La sélection nationale de football d'Iran a finalement reçu les autorisations nécessaires pour participer à la Coupe du monde 2026 aux États-Unis, a confirmé un responsable de la Maison-Blanche. Les 26 joueurs de l'effectif ont obtenu leurs visas américains, dix jours avant leur entrée en lice prévue le 15 juin à Los Angeles face à la Nouvelle-Zélande. Cette décision met fin à des semaines d'incertitude, alors que l'Iran est en conflit armé avec l'un des trois pays hôtes du tournoi, une situation inédite dans l'histoire de la compétition.

Toutefois, les autorités iraniennes déplorent que de nombreuses demandes de visas déposées par le personnel d'encadrement aient été rejetées. Selon des sources proches du dossier, plus d'une douzaine de membres de l'équipe technique, médicale et administrative — entraîneurs, analystes, préparateurs — n'ont pas obtenu les précieux sésames. L'ambassade américaine à Ankara a également refusé le visa de Mehdi Taj, le président de la Fédération iranienne de football, ancien commandant du Corps des Gardiens de la Révolution islamique. Ce dernier avait déjà été privé d'accès au tirage au sort du Mondial en décembre dernier à Washington.

Un processus sous haute tension diplomatique

Les joueurs ont déposé leurs passeports à l'ambassade des États-Unis à Ankara, en Turquie, après que la Fédération internationale de football association (FIFA) a servi d'intermédiaire. Mehdi Taj a expliqué que la fédération avait fait part de ses préoccupations à la FIFA : si les Américains n'accordaient pas de visas à l'ensemble de la délégation, Téhéran pourrait prendre d'autres décisions. Il s'est néanmoins dit confiant dans l'obtention de tous les documents nécessaires.

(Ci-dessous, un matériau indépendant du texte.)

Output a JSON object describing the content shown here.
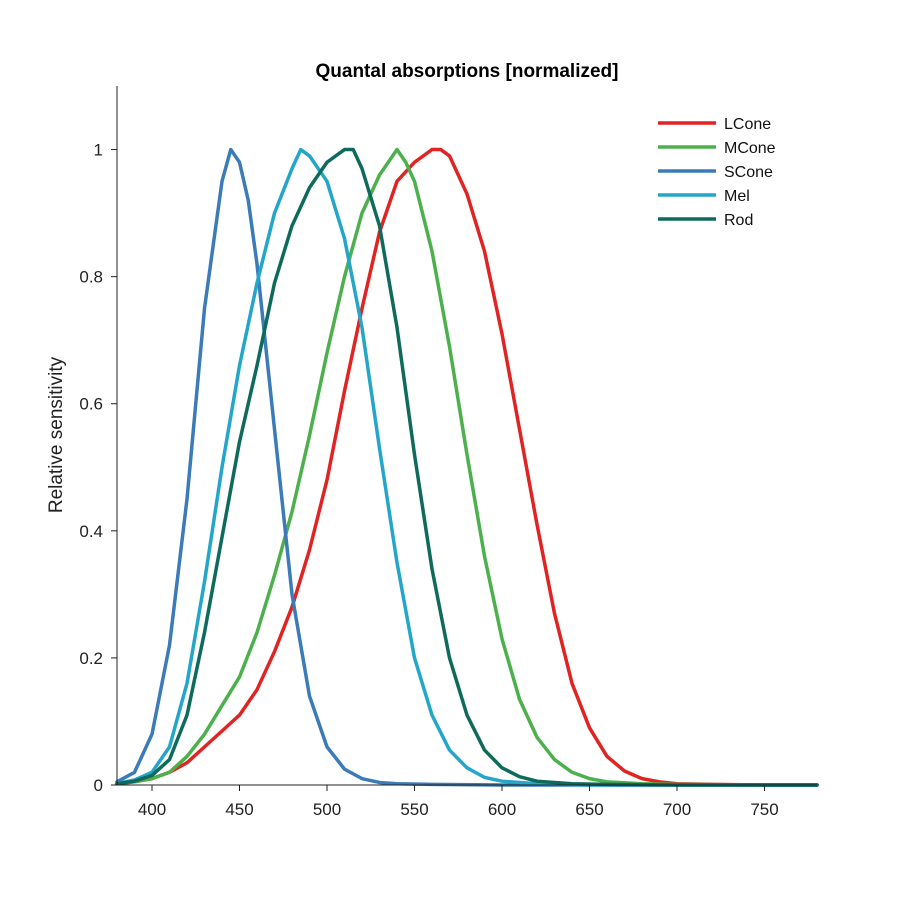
{
  "chart_data": {
    "type": "line",
    "title": "Quantal absorptions [normalized]",
    "xlabel": "",
    "ylabel": "Relative sensitivity",
    "xlim": [
      380,
      780
    ],
    "ylim": [
      0,
      1.1
    ],
    "xticks": [
      400,
      450,
      500,
      550,
      600,
      650,
      700,
      750
    ],
    "yticks": [
      0,
      0.2,
      0.4,
      0.6,
      0.8,
      1
    ],
    "ytick_labels": [
      "0",
      "0.2",
      "0.4",
      "0.6",
      "0.8",
      "1"
    ],
    "legend_position": "top-right",
    "grid": false,
    "series": [
      {
        "name": "LCone",
        "color": "#e02424",
        "points": [
          [
            380,
            0.002
          ],
          [
            390,
            0.005
          ],
          [
            400,
            0.01
          ],
          [
            410,
            0.02
          ],
          [
            420,
            0.035
          ],
          [
            430,
            0.06
          ],
          [
            440,
            0.085
          ],
          [
            450,
            0.11
          ],
          [
            460,
            0.15
          ],
          [
            470,
            0.21
          ],
          [
            480,
            0.28
          ],
          [
            490,
            0.37
          ],
          [
            500,
            0.48
          ],
          [
            510,
            0.62
          ],
          [
            520,
            0.75
          ],
          [
            530,
            0.87
          ],
          [
            540,
            0.95
          ],
          [
            550,
            0.98
          ],
          [
            560,
            1.0
          ],
          [
            565,
            1.0
          ],
          [
            570,
            0.99
          ],
          [
            580,
            0.93
          ],
          [
            590,
            0.84
          ],
          [
            600,
            0.71
          ],
          [
            610,
            0.56
          ],
          [
            620,
            0.41
          ],
          [
            630,
            0.27
          ],
          [
            640,
            0.16
          ],
          [
            650,
            0.09
          ],
          [
            660,
            0.045
          ],
          [
            670,
            0.022
          ],
          [
            680,
            0.01
          ],
          [
            690,
            0.005
          ],
          [
            700,
            0.002
          ],
          [
            720,
            0.001
          ],
          [
            750,
            0.0
          ],
          [
            780,
            0.0
          ]
        ]
      },
      {
        "name": "MCone",
        "color": "#4cb04c",
        "points": [
          [
            380,
            0.002
          ],
          [
            390,
            0.005
          ],
          [
            400,
            0.01
          ],
          [
            410,
            0.02
          ],
          [
            420,
            0.045
          ],
          [
            430,
            0.08
          ],
          [
            440,
            0.125
          ],
          [
            450,
            0.17
          ],
          [
            460,
            0.24
          ],
          [
            470,
            0.33
          ],
          [
            480,
            0.43
          ],
          [
            490,
            0.55
          ],
          [
            500,
            0.68
          ],
          [
            510,
            0.8
          ],
          [
            520,
            0.9
          ],
          [
            530,
            0.96
          ],
          [
            540,
            1.0
          ],
          [
            545,
            0.98
          ],
          [
            550,
            0.95
          ],
          [
            560,
            0.84
          ],
          [
            570,
            0.69
          ],
          [
            580,
            0.52
          ],
          [
            590,
            0.36
          ],
          [
            600,
            0.23
          ],
          [
            610,
            0.135
          ],
          [
            620,
            0.075
          ],
          [
            630,
            0.04
          ],
          [
            640,
            0.02
          ],
          [
            650,
            0.01
          ],
          [
            660,
            0.005
          ],
          [
            680,
            0.002
          ],
          [
            700,
            0.001
          ],
          [
            750,
            0.0
          ],
          [
            780,
            0.0
          ]
        ]
      },
      {
        "name": "SCone",
        "color": "#3a7bb8",
        "points": [
          [
            380,
            0.005
          ],
          [
            390,
            0.02
          ],
          [
            400,
            0.08
          ],
          [
            410,
            0.22
          ],
          [
            420,
            0.45
          ],
          [
            430,
            0.75
          ],
          [
            440,
            0.95
          ],
          [
            445,
            1.0
          ],
          [
            450,
            0.98
          ],
          [
            455,
            0.92
          ],
          [
            460,
            0.82
          ],
          [
            470,
            0.56
          ],
          [
            480,
            0.3
          ],
          [
            490,
            0.14
          ],
          [
            500,
            0.06
          ],
          [
            510,
            0.025
          ],
          [
            520,
            0.01
          ],
          [
            530,
            0.004
          ],
          [
            540,
            0.002
          ],
          [
            560,
            0.001
          ],
          [
            600,
            0.0
          ],
          [
            780,
            0.0
          ]
        ]
      },
      {
        "name": "Mel",
        "color": "#23a6c9",
        "points": [
          [
            380,
            0.002
          ],
          [
            390,
            0.008
          ],
          [
            400,
            0.02
          ],
          [
            410,
            0.06
          ],
          [
            420,
            0.16
          ],
          [
            430,
            0.32
          ],
          [
            440,
            0.5
          ],
          [
            450,
            0.66
          ],
          [
            460,
            0.79
          ],
          [
            470,
            0.9
          ],
          [
            480,
            0.97
          ],
          [
            485,
            1.0
          ],
          [
            490,
            0.99
          ],
          [
            500,
            0.95
          ],
          [
            510,
            0.86
          ],
          [
            520,
            0.72
          ],
          [
            530,
            0.53
          ],
          [
            540,
            0.35
          ],
          [
            550,
            0.2
          ],
          [
            560,
            0.11
          ],
          [
            570,
            0.055
          ],
          [
            580,
            0.027
          ],
          [
            590,
            0.012
          ],
          [
            600,
            0.006
          ],
          [
            620,
            0.002
          ],
          [
            650,
            0.0
          ],
          [
            780,
            0.0
          ]
        ]
      },
      {
        "name": "Rod",
        "color": "#0e6b5c",
        "points": [
          [
            380,
            0.002
          ],
          [
            390,
            0.006
          ],
          [
            400,
            0.015
          ],
          [
            410,
            0.04
          ],
          [
            420,
            0.11
          ],
          [
            430,
            0.24
          ],
          [
            440,
            0.39
          ],
          [
            450,
            0.54
          ],
          [
            460,
            0.66
          ],
          [
            470,
            0.79
          ],
          [
            480,
            0.88
          ],
          [
            490,
            0.94
          ],
          [
            500,
            0.98
          ],
          [
            510,
            1.0
          ],
          [
            515,
            1.0
          ],
          [
            520,
            0.97
          ],
          [
            530,
            0.88
          ],
          [
            540,
            0.72
          ],
          [
            550,
            0.52
          ],
          [
            560,
            0.34
          ],
          [
            570,
            0.2
          ],
          [
            580,
            0.11
          ],
          [
            590,
            0.055
          ],
          [
            600,
            0.027
          ],
          [
            610,
            0.013
          ],
          [
            620,
            0.006
          ],
          [
            640,
            0.002
          ],
          [
            660,
            0.001
          ],
          [
            700,
            0.0
          ],
          [
            780,
            0.0
          ]
        ]
      }
    ]
  }
}
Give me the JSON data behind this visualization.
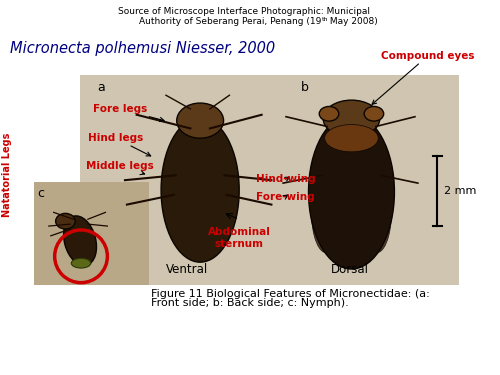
{
  "bg_color": "#ffffff",
  "source_line1": "Source of Microscope Interface Photographic: Municipal",
  "source_line2_pre": "Authority of Seberang Perai, Penang (19",
  "source_superscript": "th",
  "source_line2_post": " May 2008)",
  "species_name": "Micronecta polhemusi Niesser, 2000",
  "label_a": "a",
  "label_b": "b",
  "label_c": "c",
  "natatorial_legs": "Natatorial Legs",
  "fore_legs": "Fore legs",
  "hind_legs": "Hind legs",
  "middle_legs": "Middle legs",
  "compound_eyes": "Compound eyes",
  "hind_wing": "Hind-wing",
  "fore_wing": "Fore-wing",
  "abdominal_sternum": "Abdominal\nsternum",
  "ventral": "Ventral",
  "dorsal": "Dorsal",
  "scale_bar": "2 mm",
  "figure_caption_line1": "Figure 11 Biological Features of Micronectidae: (a:",
  "figure_caption_line2": "Front side; b: Back side; c: Nymph).",
  "photo_bg": "#cfc5b0",
  "nymph_bg": "#b8a888",
  "red_color": "#cc0000",
  "black_color": "#000000",
  "dark_blue": "#000080",
  "insect_dark": "#2a1a0a",
  "insect_head": "#5a3a18",
  "insect_wing": "#4a3018",
  "leg_color": "#1a0a00"
}
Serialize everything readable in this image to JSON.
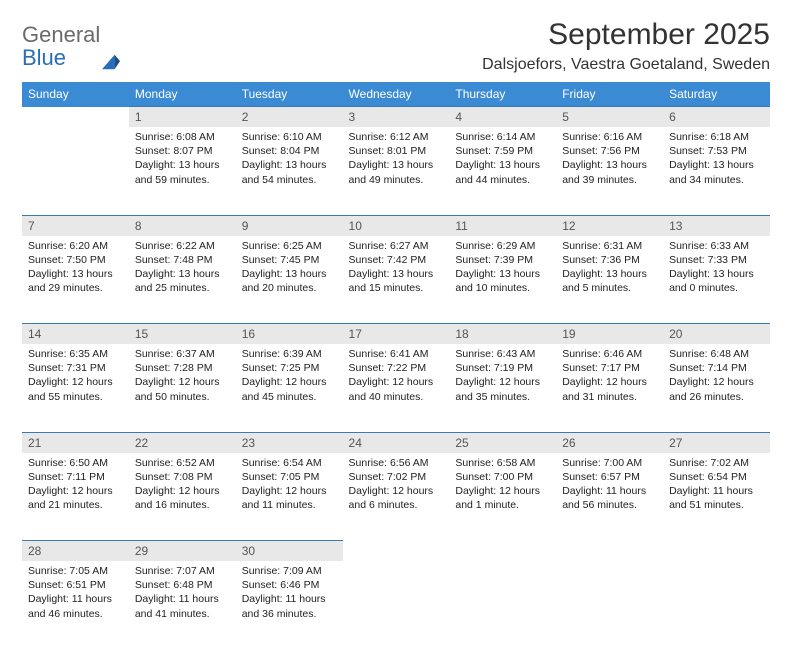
{
  "brand": {
    "general": "General",
    "blue": "Blue"
  },
  "title": "September 2025",
  "location": "Dalsjoefors, Vaestra Goetaland, Sweden",
  "colors": {
    "header_bg": "#3b8bd4",
    "header_text": "#ffffff",
    "daynum_bg": "#e8e8e8",
    "daynum_text": "#555555",
    "rule": "#3b7bb0",
    "body_text": "#222222",
    "logo_gray": "#6b6b6b",
    "logo_blue": "#2a6db8"
  },
  "typography": {
    "title_fontsize": 30,
    "location_fontsize": 16,
    "header_fontsize": 12,
    "daynum_fontsize": 12,
    "cell_fontsize": 10.5
  },
  "days": [
    "Sunday",
    "Monday",
    "Tuesday",
    "Wednesday",
    "Thursday",
    "Friday",
    "Saturday"
  ],
  "weeks": [
    {
      "nums": [
        "",
        "1",
        "2",
        "3",
        "4",
        "5",
        "6"
      ],
      "cells": [
        {
          "empty": true
        },
        {
          "sunrise": "Sunrise: 6:08 AM",
          "sunset": "Sunset: 8:07 PM",
          "daylight": "Daylight: 13 hours and 59 minutes."
        },
        {
          "sunrise": "Sunrise: 6:10 AM",
          "sunset": "Sunset: 8:04 PM",
          "daylight": "Daylight: 13 hours and 54 minutes."
        },
        {
          "sunrise": "Sunrise: 6:12 AM",
          "sunset": "Sunset: 8:01 PM",
          "daylight": "Daylight: 13 hours and 49 minutes."
        },
        {
          "sunrise": "Sunrise: 6:14 AM",
          "sunset": "Sunset: 7:59 PM",
          "daylight": "Daylight: 13 hours and 44 minutes."
        },
        {
          "sunrise": "Sunrise: 6:16 AM",
          "sunset": "Sunset: 7:56 PM",
          "daylight": "Daylight: 13 hours and 39 minutes."
        },
        {
          "sunrise": "Sunrise: 6:18 AM",
          "sunset": "Sunset: 7:53 PM",
          "daylight": "Daylight: 13 hours and 34 minutes."
        }
      ]
    },
    {
      "nums": [
        "7",
        "8",
        "9",
        "10",
        "11",
        "12",
        "13"
      ],
      "cells": [
        {
          "sunrise": "Sunrise: 6:20 AM",
          "sunset": "Sunset: 7:50 PM",
          "daylight": "Daylight: 13 hours and 29 minutes."
        },
        {
          "sunrise": "Sunrise: 6:22 AM",
          "sunset": "Sunset: 7:48 PM",
          "daylight": "Daylight: 13 hours and 25 minutes."
        },
        {
          "sunrise": "Sunrise: 6:25 AM",
          "sunset": "Sunset: 7:45 PM",
          "daylight": "Daylight: 13 hours and 20 minutes."
        },
        {
          "sunrise": "Sunrise: 6:27 AM",
          "sunset": "Sunset: 7:42 PM",
          "daylight": "Daylight: 13 hours and 15 minutes."
        },
        {
          "sunrise": "Sunrise: 6:29 AM",
          "sunset": "Sunset: 7:39 PM",
          "daylight": "Daylight: 13 hours and 10 minutes."
        },
        {
          "sunrise": "Sunrise: 6:31 AM",
          "sunset": "Sunset: 7:36 PM",
          "daylight": "Daylight: 13 hours and 5 minutes."
        },
        {
          "sunrise": "Sunrise: 6:33 AM",
          "sunset": "Sunset: 7:33 PM",
          "daylight": "Daylight: 13 hours and 0 minutes."
        }
      ]
    },
    {
      "nums": [
        "14",
        "15",
        "16",
        "17",
        "18",
        "19",
        "20"
      ],
      "cells": [
        {
          "sunrise": "Sunrise: 6:35 AM",
          "sunset": "Sunset: 7:31 PM",
          "daylight": "Daylight: 12 hours and 55 minutes."
        },
        {
          "sunrise": "Sunrise: 6:37 AM",
          "sunset": "Sunset: 7:28 PM",
          "daylight": "Daylight: 12 hours and 50 minutes."
        },
        {
          "sunrise": "Sunrise: 6:39 AM",
          "sunset": "Sunset: 7:25 PM",
          "daylight": "Daylight: 12 hours and 45 minutes."
        },
        {
          "sunrise": "Sunrise: 6:41 AM",
          "sunset": "Sunset: 7:22 PM",
          "daylight": "Daylight: 12 hours and 40 minutes."
        },
        {
          "sunrise": "Sunrise: 6:43 AM",
          "sunset": "Sunset: 7:19 PM",
          "daylight": "Daylight: 12 hours and 35 minutes."
        },
        {
          "sunrise": "Sunrise: 6:46 AM",
          "sunset": "Sunset: 7:17 PM",
          "daylight": "Daylight: 12 hours and 31 minutes."
        },
        {
          "sunrise": "Sunrise: 6:48 AM",
          "sunset": "Sunset: 7:14 PM",
          "daylight": "Daylight: 12 hours and 26 minutes."
        }
      ]
    },
    {
      "nums": [
        "21",
        "22",
        "23",
        "24",
        "25",
        "26",
        "27"
      ],
      "cells": [
        {
          "sunrise": "Sunrise: 6:50 AM",
          "sunset": "Sunset: 7:11 PM",
          "daylight": "Daylight: 12 hours and 21 minutes."
        },
        {
          "sunrise": "Sunrise: 6:52 AM",
          "sunset": "Sunset: 7:08 PM",
          "daylight": "Daylight: 12 hours and 16 minutes."
        },
        {
          "sunrise": "Sunrise: 6:54 AM",
          "sunset": "Sunset: 7:05 PM",
          "daylight": "Daylight: 12 hours and 11 minutes."
        },
        {
          "sunrise": "Sunrise: 6:56 AM",
          "sunset": "Sunset: 7:02 PM",
          "daylight": "Daylight: 12 hours and 6 minutes."
        },
        {
          "sunrise": "Sunrise: 6:58 AM",
          "sunset": "Sunset: 7:00 PM",
          "daylight": "Daylight: 12 hours and 1 minute."
        },
        {
          "sunrise": "Sunrise: 7:00 AM",
          "sunset": "Sunset: 6:57 PM",
          "daylight": "Daylight: 11 hours and 56 minutes."
        },
        {
          "sunrise": "Sunrise: 7:02 AM",
          "sunset": "Sunset: 6:54 PM",
          "daylight": "Daylight: 11 hours and 51 minutes."
        }
      ]
    },
    {
      "nums": [
        "28",
        "29",
        "30",
        "",
        "",
        "",
        ""
      ],
      "cells": [
        {
          "sunrise": "Sunrise: 7:05 AM",
          "sunset": "Sunset: 6:51 PM",
          "daylight": "Daylight: 11 hours and 46 minutes."
        },
        {
          "sunrise": "Sunrise: 7:07 AM",
          "sunset": "Sunset: 6:48 PM",
          "daylight": "Daylight: 11 hours and 41 minutes."
        },
        {
          "sunrise": "Sunrise: 7:09 AM",
          "sunset": "Sunset: 6:46 PM",
          "daylight": "Daylight: 11 hours and 36 minutes."
        },
        {
          "empty": true
        },
        {
          "empty": true
        },
        {
          "empty": true
        },
        {
          "empty": true
        }
      ]
    }
  ]
}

L'équipe doit quitter son camp d'entraînement en Turquie pour l'Espagne, avant de rejoindre sa base arrière à Tijuana, au Mexique, ville frontalière des États-Unis. Ce choix a été opéré afin de réduire la durée de séjour de l'équipe sur le sol américain. Les trois matchs de poule de l'Iran se dérouleront pourtant intégralement aux États-Unis : deux à Los Angeles (contre la Nouvelle-Zélande et la Belgique) et un à Seattle (face à l'Égypte). Les joueurs ne se rendront aux États-Unis que quelques jours avant chaque rencontre, pour les obligations médiatiques et les entraînements officiels.

Un précédent historique

C'est la première fois depuis la création de la Coupe du monde, en 1930, qu'un pays en guerre avec l'un des hôtes du tournoi est autorisé à y participer. La situation a donné lieu à des passes d'armes diplomatiques. Le secrétaire d'État américain, Marco Rubio, avait déclaré que l'équipe serait la bienvenue, mais que les personnes liées aux Gardiens de la Révolution ne seraient pas autorisées à « s'infiltrer » dans la délégation. En Iran, plusieurs responsables avaient menacé de reconsidérer la présence de l'équipe dans la compétition.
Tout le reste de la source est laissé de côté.